Dans chaque ruelle il y avait profusion de plantes vertes ou fleuries, les volets, les portes bleus ouverts sur des murs crépis à la chaux, tout ce qui témoignait des coutumes, de la vie des habitants d’Ostuni. © M.Charré
Sous l'arche immaculé était une vigne dont les sarments s'accrochaient à de fins madriers de bois. La récolte serait discrète, quelques grappes d'un fruit sucré qu'il faudrait sans doute disputer aux oiseaux. © M.Charré
Sur une terrasse, face à l'immense plaine plantée d'oliviers, je pensais à « Délia » la femme d’Ostuni. C’était une jeune fille que des fouilles avaient mis à jour. Sur ses genoux elle tenait un fœtus. Elle nous revenait auréolée de mystère, avait traversé 25 000 ans pour goûter à un étrange et dérangeant repos, exposée dans un cercueil de verre au Musée des Civilisations d’Ostuni. © M.Charré
A deux pas de la cathédrale l’Arc de l’Evêché enjambait une rue où se pressaient les passants. © M.Charré
Je crois me souvenir que c’est sur la Piazza Sansone, face à la colonne de San’Oronzo, que nous nous sommes attablés au Caffé Parissi pour les premiers Cappuccinos du jour, à l’arôme unique.
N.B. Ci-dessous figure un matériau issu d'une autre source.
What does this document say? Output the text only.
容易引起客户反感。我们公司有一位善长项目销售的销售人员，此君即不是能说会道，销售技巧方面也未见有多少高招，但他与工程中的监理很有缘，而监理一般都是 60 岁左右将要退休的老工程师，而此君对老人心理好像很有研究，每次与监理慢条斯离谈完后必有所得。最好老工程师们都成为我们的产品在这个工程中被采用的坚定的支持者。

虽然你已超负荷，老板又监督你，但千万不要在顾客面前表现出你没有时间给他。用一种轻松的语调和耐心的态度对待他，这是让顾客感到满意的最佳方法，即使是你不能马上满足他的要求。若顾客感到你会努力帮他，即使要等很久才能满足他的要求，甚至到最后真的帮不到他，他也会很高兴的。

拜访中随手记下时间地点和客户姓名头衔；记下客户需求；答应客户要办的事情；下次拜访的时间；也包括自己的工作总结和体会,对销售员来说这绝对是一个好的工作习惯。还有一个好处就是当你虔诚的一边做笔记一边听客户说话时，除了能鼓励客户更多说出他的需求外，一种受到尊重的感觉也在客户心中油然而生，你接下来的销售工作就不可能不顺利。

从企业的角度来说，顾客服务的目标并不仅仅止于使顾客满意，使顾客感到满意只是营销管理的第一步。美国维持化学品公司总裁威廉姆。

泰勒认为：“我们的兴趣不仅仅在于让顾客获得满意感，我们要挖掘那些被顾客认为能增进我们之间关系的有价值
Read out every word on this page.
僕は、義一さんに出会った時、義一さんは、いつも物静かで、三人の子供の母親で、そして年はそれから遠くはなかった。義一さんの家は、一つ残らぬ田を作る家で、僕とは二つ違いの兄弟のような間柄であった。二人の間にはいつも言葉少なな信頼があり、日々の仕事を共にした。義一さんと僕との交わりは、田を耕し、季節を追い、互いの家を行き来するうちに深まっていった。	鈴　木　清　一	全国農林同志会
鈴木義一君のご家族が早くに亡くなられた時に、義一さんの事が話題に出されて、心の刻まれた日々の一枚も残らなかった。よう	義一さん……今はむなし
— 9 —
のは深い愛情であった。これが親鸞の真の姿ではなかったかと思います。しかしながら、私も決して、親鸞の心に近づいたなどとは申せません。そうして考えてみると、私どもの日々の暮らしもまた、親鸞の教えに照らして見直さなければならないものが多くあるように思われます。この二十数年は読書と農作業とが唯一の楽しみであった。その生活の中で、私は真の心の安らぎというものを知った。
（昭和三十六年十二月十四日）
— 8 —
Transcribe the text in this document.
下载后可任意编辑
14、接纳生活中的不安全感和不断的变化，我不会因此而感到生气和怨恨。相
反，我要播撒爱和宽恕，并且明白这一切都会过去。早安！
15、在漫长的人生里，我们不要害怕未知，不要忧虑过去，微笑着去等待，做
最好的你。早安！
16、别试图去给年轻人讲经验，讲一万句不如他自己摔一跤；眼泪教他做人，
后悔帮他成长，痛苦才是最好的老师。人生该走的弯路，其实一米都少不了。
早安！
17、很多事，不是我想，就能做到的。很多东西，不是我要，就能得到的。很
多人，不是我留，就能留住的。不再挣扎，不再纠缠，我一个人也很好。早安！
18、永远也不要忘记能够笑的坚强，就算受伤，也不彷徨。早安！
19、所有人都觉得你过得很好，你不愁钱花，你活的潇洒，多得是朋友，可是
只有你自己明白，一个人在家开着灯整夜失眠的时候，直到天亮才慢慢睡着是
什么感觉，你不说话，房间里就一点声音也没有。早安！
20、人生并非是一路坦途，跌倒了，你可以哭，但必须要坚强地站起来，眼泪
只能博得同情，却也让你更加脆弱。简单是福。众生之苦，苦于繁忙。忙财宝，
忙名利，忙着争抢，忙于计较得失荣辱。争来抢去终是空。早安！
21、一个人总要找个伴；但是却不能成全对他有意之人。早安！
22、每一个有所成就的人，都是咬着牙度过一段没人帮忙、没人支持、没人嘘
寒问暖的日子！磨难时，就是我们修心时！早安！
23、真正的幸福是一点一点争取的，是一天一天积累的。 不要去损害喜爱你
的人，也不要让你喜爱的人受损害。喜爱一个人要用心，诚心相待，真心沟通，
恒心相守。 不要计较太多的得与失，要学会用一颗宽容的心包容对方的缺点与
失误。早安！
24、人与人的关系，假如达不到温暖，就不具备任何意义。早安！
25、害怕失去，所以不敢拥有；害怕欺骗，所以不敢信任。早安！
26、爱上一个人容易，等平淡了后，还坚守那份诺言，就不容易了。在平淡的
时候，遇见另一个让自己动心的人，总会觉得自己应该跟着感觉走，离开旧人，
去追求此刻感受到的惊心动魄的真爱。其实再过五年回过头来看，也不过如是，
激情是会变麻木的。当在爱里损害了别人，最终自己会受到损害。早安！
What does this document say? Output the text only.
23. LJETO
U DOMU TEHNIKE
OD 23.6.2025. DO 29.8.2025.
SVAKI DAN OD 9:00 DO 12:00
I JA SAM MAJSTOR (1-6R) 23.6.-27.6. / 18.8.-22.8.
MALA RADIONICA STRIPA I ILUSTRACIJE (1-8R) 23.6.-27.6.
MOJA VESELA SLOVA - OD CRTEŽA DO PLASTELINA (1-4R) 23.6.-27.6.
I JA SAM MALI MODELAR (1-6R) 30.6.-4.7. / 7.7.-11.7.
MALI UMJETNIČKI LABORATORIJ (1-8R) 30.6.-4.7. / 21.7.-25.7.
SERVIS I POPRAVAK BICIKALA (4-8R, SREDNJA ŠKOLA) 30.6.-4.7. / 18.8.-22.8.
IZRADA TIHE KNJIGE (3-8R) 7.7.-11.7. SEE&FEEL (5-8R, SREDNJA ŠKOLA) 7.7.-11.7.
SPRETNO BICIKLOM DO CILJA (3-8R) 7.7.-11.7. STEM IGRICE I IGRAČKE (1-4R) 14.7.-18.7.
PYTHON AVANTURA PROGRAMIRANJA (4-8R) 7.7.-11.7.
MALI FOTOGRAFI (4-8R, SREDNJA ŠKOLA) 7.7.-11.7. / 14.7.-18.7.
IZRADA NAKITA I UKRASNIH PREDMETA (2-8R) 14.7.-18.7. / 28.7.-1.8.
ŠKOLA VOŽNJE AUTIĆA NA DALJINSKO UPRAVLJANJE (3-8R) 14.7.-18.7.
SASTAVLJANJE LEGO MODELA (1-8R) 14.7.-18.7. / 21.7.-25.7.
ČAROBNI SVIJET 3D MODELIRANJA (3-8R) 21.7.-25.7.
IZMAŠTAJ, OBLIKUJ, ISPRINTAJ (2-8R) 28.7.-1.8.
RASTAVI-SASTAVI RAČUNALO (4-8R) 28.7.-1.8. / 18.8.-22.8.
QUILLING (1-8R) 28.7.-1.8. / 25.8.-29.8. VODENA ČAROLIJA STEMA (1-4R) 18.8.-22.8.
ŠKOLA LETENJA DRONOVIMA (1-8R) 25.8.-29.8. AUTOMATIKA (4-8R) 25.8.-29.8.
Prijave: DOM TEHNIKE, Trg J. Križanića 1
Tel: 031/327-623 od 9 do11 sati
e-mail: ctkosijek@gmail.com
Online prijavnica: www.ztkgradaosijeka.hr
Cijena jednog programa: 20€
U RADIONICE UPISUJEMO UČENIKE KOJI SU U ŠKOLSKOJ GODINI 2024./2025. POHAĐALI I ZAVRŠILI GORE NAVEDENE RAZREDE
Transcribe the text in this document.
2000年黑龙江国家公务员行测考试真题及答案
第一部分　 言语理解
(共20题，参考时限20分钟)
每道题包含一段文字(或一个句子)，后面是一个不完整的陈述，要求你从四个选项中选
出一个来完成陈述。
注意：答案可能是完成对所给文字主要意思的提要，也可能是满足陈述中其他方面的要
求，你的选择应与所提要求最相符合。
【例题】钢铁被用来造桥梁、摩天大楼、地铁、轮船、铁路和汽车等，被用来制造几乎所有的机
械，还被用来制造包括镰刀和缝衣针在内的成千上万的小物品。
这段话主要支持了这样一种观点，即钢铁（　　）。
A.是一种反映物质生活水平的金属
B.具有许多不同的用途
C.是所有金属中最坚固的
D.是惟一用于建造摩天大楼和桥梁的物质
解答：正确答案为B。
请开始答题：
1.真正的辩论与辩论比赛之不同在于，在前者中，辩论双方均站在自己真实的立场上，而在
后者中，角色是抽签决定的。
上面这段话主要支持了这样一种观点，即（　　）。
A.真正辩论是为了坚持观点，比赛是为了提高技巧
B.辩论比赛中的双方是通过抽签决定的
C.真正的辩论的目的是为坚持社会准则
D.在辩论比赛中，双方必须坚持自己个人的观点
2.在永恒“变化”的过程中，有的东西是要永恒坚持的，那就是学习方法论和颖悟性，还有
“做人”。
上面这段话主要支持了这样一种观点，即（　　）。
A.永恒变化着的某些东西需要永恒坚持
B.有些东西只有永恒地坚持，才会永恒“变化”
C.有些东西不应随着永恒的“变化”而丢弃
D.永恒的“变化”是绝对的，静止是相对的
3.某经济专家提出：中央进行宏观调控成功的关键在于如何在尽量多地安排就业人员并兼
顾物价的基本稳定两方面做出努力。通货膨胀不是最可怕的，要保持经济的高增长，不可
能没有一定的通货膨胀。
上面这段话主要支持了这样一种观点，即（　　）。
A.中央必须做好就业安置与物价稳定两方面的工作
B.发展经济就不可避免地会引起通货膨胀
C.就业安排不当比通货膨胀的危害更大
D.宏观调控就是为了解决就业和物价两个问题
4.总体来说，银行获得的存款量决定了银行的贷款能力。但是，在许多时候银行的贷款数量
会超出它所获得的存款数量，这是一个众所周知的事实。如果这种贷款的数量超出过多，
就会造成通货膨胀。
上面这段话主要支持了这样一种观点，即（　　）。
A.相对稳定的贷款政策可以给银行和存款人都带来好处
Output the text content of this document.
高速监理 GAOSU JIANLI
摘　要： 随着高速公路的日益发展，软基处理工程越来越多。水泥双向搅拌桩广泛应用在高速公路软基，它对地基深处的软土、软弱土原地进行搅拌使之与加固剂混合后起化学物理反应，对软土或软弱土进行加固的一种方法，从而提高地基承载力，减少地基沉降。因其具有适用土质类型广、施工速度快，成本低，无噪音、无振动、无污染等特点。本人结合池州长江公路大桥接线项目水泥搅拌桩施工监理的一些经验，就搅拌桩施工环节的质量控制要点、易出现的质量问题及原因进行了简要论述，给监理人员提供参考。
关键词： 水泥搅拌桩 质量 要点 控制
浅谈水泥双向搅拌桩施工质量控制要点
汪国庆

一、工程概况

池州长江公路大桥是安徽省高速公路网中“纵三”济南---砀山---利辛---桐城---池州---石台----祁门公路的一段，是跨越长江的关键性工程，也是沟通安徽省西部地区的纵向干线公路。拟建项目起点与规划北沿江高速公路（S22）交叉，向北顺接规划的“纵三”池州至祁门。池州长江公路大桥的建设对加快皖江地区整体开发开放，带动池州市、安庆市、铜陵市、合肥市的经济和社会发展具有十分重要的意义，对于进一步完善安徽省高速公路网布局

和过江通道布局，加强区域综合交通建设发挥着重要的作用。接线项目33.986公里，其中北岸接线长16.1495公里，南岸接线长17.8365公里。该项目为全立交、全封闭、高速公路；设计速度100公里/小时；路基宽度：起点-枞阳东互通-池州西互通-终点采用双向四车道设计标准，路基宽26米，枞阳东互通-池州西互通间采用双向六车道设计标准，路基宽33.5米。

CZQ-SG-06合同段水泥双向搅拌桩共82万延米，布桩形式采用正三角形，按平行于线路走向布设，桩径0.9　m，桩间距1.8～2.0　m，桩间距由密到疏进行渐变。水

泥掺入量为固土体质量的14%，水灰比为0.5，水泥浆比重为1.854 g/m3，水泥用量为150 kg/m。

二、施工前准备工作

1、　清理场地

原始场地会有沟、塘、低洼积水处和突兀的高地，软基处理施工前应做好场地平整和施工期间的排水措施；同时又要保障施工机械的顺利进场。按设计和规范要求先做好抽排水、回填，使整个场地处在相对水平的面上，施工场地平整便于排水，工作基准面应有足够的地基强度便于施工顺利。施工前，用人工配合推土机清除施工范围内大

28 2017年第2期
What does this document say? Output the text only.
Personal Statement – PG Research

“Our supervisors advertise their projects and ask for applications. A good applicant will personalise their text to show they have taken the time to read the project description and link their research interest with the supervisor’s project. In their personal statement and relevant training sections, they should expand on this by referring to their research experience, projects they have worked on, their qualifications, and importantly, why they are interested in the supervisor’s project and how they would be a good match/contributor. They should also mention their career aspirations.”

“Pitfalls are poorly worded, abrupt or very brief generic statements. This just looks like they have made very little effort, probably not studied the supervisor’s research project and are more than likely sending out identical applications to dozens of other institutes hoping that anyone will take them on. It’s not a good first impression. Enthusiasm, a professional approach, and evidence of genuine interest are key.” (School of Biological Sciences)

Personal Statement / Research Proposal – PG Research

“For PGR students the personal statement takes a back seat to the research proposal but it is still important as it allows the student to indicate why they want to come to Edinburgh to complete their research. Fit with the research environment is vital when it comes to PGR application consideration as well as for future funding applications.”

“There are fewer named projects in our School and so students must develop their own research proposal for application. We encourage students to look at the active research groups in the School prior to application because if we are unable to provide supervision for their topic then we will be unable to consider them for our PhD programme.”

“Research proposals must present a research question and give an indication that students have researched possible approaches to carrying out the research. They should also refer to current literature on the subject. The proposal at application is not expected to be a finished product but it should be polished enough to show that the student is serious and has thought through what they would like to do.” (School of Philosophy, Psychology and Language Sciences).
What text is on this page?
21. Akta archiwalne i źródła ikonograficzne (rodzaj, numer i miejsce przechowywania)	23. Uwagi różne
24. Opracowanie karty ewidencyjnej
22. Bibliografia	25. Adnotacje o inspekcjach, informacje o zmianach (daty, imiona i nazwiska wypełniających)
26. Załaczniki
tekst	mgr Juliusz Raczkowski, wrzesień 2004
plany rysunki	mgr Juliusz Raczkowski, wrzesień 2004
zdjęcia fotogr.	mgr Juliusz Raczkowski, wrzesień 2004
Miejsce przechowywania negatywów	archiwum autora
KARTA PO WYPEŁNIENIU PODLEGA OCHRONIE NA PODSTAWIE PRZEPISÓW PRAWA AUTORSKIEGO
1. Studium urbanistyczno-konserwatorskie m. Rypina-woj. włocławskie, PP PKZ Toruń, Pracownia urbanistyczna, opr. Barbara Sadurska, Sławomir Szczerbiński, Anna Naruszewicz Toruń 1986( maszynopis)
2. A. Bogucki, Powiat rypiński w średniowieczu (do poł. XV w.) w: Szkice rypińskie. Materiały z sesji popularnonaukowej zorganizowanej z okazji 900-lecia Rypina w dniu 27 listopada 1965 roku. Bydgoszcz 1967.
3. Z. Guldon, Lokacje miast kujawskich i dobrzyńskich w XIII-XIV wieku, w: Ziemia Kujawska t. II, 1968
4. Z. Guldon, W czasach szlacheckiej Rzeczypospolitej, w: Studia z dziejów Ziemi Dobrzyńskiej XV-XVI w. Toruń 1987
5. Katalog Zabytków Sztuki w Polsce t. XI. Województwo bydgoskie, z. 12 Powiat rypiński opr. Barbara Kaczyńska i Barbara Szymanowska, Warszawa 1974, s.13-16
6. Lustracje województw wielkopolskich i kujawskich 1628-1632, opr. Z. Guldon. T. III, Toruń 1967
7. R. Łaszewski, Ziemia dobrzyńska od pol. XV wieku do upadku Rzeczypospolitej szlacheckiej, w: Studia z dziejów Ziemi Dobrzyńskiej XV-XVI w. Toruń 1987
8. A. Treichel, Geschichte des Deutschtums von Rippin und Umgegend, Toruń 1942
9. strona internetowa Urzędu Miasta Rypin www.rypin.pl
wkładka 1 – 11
Profiter du spectacle de la ville frémissante d’agitation et se laisser envahir par une douce torpeur. © M.Charré
Dans une ruelle où les marches de pierre invitaient à la visite, le cafetier voisin avait installé ses fauteuils et ses tables, chacun sur une marche, inattendu, audacieux, mais pratique. © M.Charré
Ville blanche, perchée sur trois collines, ceinte de longs fragments de murs médiévaux, Ostuni ressemblait à un village grec. Ce 1er mai avait fait affluer une population d’autochtones dans ses lacis de ruelles, d’escaliers véritable labyrinthe, idéal pour s’y perdre … © M.Charré
Sur la Piazza Sansone, s'élevait la colonne de San’Oronzo. Il semblait veillait sur la ville blanche et offrir sa bénédiction aux passants. © M.Charré
La cathédrale d’Ostuni, construite en pierre blonde dans la moitié du XVè possédait un joyau en sa rosace centrale à 24 rayons. Sa beauté était visuellement splendide. © M.Charré
Nous poursuivions notre marche, grimpant, égrenant les sassi, toujours étonnés, admiratifs, devant cette superposition de grottes transformées en lieux d’habitation, en maisons-palais aux arcades de dentelle, aux frises tendres, aux marches usées. © M. Charré
A l’époque où des villageois vivaient ici, des citernes creusées dans la roche retenaient les réserves d’eau douce, des bancs de pierre accueillaient la fatigue des hommes, et sur la paille se serraient hommes, femmes, enfants, chiens, brebis, cochons. Aujourd’hui c’était tout un monde que la vie avait déserté. Subsistaient en ces lieux des effluves d’étable qui avait traversé les siècles.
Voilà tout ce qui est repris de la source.